Marisol Cortez A nepantlera rooted in San Antonio, Marisol Cortez, Ph.D., inhabits the space between academic, activist, and artistic worlds as a writer, author, and community-based scholar. She has been involved in environmental justice movements for 20 years, which informed her doctoral research at UC Davis. After an ACLS New Faculty Fellowship at University of Kansas, she returned home to San Antonio to write and research in service of movements to protect la madre tierra and create alternatives to parasitic forms of urban “development.” With environmental journalist Greg Harman, she co-edits Deceleration, an online journal of environmental justice thought and praxis.
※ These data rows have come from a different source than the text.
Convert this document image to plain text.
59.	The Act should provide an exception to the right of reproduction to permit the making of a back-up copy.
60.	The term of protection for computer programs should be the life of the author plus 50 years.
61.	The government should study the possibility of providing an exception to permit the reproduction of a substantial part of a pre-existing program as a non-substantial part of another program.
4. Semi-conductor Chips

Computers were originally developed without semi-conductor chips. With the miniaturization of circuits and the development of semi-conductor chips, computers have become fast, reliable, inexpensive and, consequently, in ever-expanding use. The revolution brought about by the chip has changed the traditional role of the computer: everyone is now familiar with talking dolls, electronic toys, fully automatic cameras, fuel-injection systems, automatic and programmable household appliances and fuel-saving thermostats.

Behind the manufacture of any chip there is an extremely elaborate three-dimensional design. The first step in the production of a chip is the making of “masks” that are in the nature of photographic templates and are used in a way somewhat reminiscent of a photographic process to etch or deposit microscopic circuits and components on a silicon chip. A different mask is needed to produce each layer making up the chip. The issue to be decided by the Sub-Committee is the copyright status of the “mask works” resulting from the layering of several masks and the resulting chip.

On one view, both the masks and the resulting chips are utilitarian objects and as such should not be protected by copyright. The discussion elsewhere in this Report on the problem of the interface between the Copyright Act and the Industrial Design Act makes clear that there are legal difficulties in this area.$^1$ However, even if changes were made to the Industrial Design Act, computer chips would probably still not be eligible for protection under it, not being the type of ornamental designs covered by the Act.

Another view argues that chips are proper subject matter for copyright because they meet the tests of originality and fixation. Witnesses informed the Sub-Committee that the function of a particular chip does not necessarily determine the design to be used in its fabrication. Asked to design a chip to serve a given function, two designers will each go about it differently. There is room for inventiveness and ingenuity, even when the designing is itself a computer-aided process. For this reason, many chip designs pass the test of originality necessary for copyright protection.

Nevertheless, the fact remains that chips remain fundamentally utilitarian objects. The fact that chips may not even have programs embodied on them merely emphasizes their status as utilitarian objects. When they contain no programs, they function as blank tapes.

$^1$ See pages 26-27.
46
In 2020, she published her debut novel Luz at Midnight (FlowerSong Press, 2020), which recently won the Texas Institute of Letters Sergio Troncoso Award for Best First Book of Fiction. She is also the author of I Call on the Earth, a chapbook of documentary poetry, and “Making Displacement Visible: A Case Study Analysis of the ‘Mission Trail of Tears’,” which together record the displacement of Mission Trails Mobile Home Community. For more info on publications and projects, visit http://mcortez.net/.
 
Dr. Deidra Davis is a faculty member in the Department of Landscape Architecture & Urban Planning and the director of Equity and Inclusion in the Hazard Reduction and Recovery Center at Texas A & M University. Davis serves as Trustee for the Bryan Independent School District, and is a member of Texas Target Communities, a program that brings students, city leaders and stakeholders together to develop sustainable communities. 
 
Dr. Michelle Meyer is the director of the Hazard Reduction and Recovery Center, and an associate professor in the Landscape Architecture & Urban Planning at Texas A & M University. Meyer’s research interests include disaster recovery and mitigation, environmental and community sustainability, and the interactions between environmental conditions and social vulnerability. Meyer wants her research to contribute to communities’ ability to be resilient during environmental threats, and to be done in an equitable fashion. 
 
Dr. Andrew Rumbach is an associate professor of Landscape Architecture & Urban Planning at Texas A & M University, director of education at the Hazard Reduction and Recovery Center. His research interests focuses on community risk and resilience to natural hazards and climate change in the U.S. and India. His work looks at how local governments and residents prepare for and recover from extreme weather occurrences.
 
Dr. Shannon Van Zandt is a professor and Head of the Department of Landscape Architecture & Urban Planning at Texas A & M University. She is also a Hazard Reduction and Recovery Center Faculty Fellow. Van Zandt’s research focuses on the intersection of low-income housing and disaster impacts and recovery. She serves on the Board of Texas Housers, an organization that creates model solutions to housing and community development issues.
 
Dr. Siyu Yu is an assistant professor in the Department of Landscape Architecture & Urban Planning at Texas  A & M, and a faculty member of the university’s Hazard Reduction and Recovery Center. Her research focuses on the development, application and extension of the Plan Integration for Resilience Scorecard (PIRS) evaluation methodology. Her research is meant to recognize relationships among various policy institutions in communities, the network of land use and development plans they develop, and social and physical vulnerability to hazards and climate change.